これは必読『「医薬品特許プール」ができたわけ』

 40年近くに及ぶHIV/エイズの流行は世界の様々な仕組みや認識を変えてきました。といいつつおもむろに個人的な話になって恐縮ですが、例えば、性についての考え方は私の場合、激しく変わったと思います。いまなお、心の中にホモフォビアの傾向があるおじさん層の一人であることは心ならずも認めざるを得ませんが、少なくともそれを心ならずもと感じる程度には変わっています。

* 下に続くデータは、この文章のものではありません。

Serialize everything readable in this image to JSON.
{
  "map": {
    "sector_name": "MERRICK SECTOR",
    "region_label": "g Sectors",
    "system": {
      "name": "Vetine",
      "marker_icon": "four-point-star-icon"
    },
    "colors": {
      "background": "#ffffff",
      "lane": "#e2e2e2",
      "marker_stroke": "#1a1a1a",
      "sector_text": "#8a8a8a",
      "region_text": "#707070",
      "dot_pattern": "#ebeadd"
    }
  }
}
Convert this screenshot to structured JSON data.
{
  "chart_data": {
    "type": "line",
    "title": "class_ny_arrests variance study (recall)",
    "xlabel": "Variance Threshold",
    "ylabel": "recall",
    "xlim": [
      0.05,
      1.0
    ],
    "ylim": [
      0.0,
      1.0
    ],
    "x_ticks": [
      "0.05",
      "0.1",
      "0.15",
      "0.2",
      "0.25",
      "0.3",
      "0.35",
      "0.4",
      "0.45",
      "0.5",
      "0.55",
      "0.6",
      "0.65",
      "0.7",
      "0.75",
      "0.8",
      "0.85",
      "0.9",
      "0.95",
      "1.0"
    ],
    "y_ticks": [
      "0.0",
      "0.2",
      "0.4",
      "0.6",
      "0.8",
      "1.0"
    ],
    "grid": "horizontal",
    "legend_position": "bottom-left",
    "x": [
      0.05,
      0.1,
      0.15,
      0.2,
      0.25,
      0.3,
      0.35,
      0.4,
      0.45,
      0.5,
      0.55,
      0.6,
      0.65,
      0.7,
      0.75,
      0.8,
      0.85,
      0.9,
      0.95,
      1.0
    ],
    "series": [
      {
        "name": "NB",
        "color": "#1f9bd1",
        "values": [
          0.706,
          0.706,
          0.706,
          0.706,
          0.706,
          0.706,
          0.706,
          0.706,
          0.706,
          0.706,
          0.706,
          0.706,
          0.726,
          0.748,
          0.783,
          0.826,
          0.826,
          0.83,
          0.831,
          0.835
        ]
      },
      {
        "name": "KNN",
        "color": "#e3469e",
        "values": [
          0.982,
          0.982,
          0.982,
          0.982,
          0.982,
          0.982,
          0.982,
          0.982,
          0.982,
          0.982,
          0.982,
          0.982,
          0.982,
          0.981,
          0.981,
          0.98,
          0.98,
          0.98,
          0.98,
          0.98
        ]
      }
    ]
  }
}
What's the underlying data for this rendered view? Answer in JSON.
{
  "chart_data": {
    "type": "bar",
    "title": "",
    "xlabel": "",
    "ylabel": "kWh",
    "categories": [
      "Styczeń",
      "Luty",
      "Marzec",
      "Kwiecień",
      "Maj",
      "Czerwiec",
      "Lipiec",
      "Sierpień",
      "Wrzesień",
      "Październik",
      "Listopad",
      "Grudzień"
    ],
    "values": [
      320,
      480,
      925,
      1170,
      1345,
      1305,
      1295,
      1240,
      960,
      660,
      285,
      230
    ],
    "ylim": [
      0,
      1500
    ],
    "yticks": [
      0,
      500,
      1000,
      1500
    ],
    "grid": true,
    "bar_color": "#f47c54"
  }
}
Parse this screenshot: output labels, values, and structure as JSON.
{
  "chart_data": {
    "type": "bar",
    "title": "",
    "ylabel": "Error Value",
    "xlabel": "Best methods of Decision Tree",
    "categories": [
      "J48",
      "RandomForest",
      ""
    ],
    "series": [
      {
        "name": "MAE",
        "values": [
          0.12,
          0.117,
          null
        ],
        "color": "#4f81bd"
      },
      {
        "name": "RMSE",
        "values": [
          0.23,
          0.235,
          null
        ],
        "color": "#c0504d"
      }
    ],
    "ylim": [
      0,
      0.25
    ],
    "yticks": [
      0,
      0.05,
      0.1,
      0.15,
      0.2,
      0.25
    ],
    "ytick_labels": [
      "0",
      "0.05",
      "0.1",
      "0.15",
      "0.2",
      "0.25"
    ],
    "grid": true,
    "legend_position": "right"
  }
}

 医療の提供に関する認識も世界的に変わっています。国境を越えたパンデミックに対応するには、豊かな人、あるいは豊かな国だけが治療を享受できるようになっても、それで問題が解決したことにはならない。支払い能力を超えて、どこの国に住む、どんな立場の人であっても、誰もが負担可能なかたちで治療やケアを受けられるようにならなければならない。これは20世紀末の世界が抱える大きな課題でした。

 そこから生命に関わる疾病の治療薬は「国際公共財」であるという考え方がまず、HIV/エイズ対策の分野で共有され、次第に他の疾病にも広がっていきました。

 2002年に世界エイズ結核マラリア・対策基金(グローバルファンド)、そして2003年の米大統領エイズ救済緊急計画(PEPFAR)、同じく2003年の世界保健機関(WHO)と国連合同エイズ計画(UNAIDS)の3by5計画、2005年グレンイーグルスG8サミットの首脳宣言(HIV治療のユニバーサルアクセス)といった一連の動きはそうした考え方から生まれています。

 そうした動きの中で、個人的にはいま一つ内容がうまく理解できていなかったのが、2006年のユニットエイド創設と2010年にそこから生まれた医薬品特許プール(MPP)でした。経済や特許がらみの話はどうも苦手で・・・などといいながら不勉強を棚に上げてきましたが、つい最近、アフリカ日本協議会の公式サイトの《国際保健とCOVID-19》というページに、そのものずばり《「医薬品特許プール」ができたわけ=「異次元の危機」には「異次元の対応」を=》という解説記事が掲載されました。 

ajf.gr.jp

 これは分かりやすいねえ・・・と思わず感心する内容。過不足なくといいますか、通常こうした解説は変に細部に入り込み過ぎて全体が見えなくなってしまうという落とし穴にはまりがちなのですが、そういうこともありません。世界の動きに相当詳しい方が執筆を担当されたのではないかと拝察します。他の方の記事で恐縮ですが、ぜひご一読ください。

 ということで、いま、あえて医薬品特許プールに焦点があてられたのは、世界が『COVID-19という、エイズ危機以来の「異次元の危機」に直面』しているからですね。

 『ここで必要とされるのは、「異次元の対応」によって「異次元の危機」を克服しようという強固な政治的意思です』

 ワクチンや治療薬の開発を国際競争の面から、覇権争いだとか、勝つのは誰だといった観点のみを強調するのではなく、世界のだれもが利用できる「国際公共財」としてとらえる視点は重要です。日本だけパンデミックを克服するなどということは、そもそもできない相談です。東京オリンピックパラリンピックを一年延期し、なおかつそれでも開けるかどうかとやきもきしなければならない。その現状を考えれば、政府並びに都政関係者の皆さんには改めて説明する必要もないでしょうね。

 分からない割に知ったかぶりしたがるのは私の悪い癖ですが、蛇足をひとつ。HIV治療薬を国際公共財として位置づける視点を私が初めて知ったのは2000年12月の感染症対策沖縄国際会議の成果文書である議長総括でした。同じ年の7月に開かれた九州・沖縄サミットの首脳宣言に基づいて開催された国際会議で、この辺りのHIV/エイズ分野の理念的貢献には、日本ももうちょっと自信と自覚をもって異次元のCOVID-19対策に臨んでもいいのではないかとひそかに思っています。もちろん国内へのフィードバック効果も期待しつつではありますが・・・。